En dehors de la suppléance parentale ou des influences indirectes sur les petits enfants, les grands-parents français sont actifs auprès des petits-enfants en retour ils en tirent du bénéfice (Attias-Donfut & Segalen, 2001). Ils offrent un autre type de relation à l’enfant que les parents, parfois plus affectueuse, parfois stimulante pour des activités différentes, parfois plus normative. Ils forment le ciment de la vie familiale élargie. C’est grâce à eux que les enfants rencontrent leurs cousins et cousines, oncles et tantes. Les grands-parents donnent de la profondeur aux relations familiales en rappelant la continuité culturelle de la famille et en présentant les parents sous un autre angle. En retour, s’investir auprès de leurs petits-enfants procure pour beaucoup de grands-parents, surtout ceux qui sont à la retraite mais qui sont encore jeunes, un souffle nouveau qui les gratifient en structurant une partie de leurs activités et en leur donnant un ancrage relationnel plus fort avec leurs enfants. Cela marque plus profondément leur inscription dans le lien familial. 

Conclusion

En dépit de toutes les transformations de ces quarante dernières années qui ont fait craindre à un éclatement du fait de la valorisation des individualismes rendant difficile la vie des groupes sociaux, les familles sont solidaires. Elles sont passées progressivement de la vision d’une famille organisée sur un mode hiérarchique avec une distribution des rôles à un mode relationnel fondé sur le lien. Les enfants sont désirés, attendus planifiés et comparativement à d’autres pays européens nombreux. Leurs parents sont modernes, ils vivent ensemble le plus souvent mais ne sont pas toujours mariés. Les familles monoparentales, les plus vulnérables ne concernent que 14% des enfants, et les enfants uniques ne sont pas la règle. Les différentes recherches sur les familles qualifiées parfois d’alternatives montrent que les circonstances et les conditions du lien ont plus d’implication sur l’enfant que la structure elle-même, ce qui oblige à approfondir la notion de parentalité et du lien parent-enfant. 

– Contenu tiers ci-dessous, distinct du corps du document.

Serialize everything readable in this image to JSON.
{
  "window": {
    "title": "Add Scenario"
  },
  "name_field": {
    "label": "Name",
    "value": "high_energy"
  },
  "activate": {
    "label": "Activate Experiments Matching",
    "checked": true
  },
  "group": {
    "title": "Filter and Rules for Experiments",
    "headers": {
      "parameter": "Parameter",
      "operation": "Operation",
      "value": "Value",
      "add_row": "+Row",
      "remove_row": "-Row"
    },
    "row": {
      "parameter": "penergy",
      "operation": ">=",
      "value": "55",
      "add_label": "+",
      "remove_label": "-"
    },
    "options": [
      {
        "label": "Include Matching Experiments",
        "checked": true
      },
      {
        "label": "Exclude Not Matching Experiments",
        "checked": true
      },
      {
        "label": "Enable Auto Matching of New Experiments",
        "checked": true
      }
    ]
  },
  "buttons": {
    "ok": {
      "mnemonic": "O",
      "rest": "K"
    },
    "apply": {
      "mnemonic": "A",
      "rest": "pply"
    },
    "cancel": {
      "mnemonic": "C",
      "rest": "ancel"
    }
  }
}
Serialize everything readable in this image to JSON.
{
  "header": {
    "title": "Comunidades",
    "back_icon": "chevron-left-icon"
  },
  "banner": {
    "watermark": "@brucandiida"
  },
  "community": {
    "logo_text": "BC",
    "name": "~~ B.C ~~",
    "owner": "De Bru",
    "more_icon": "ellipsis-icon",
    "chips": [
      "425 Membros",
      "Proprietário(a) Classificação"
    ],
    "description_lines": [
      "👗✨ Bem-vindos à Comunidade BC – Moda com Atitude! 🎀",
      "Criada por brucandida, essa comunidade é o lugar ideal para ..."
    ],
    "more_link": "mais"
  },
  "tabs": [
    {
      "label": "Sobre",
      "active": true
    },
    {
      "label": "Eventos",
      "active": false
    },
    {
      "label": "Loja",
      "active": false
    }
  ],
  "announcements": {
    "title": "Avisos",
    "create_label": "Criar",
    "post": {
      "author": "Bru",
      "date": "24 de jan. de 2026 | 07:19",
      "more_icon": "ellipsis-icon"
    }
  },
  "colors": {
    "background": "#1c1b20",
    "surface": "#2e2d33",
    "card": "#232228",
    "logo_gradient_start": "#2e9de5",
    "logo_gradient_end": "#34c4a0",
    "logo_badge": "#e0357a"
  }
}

Le passage progressif du statut familial au lien social fondé sur le partage des rôles parentaux a besoin d’être accompagné et réfléchi. D’une part de nombreuses familles ne rencontrent pas les conditions de vie optimale (ressources financières et sociales, soutien social) pour assumer pleinement leur rôle de parents, d’autre part, la réflexion sur les nouveaux défis, notamment le rôle du père et la façon de répondre aux besoins des enfants de contrôle social s’avère nécessaire.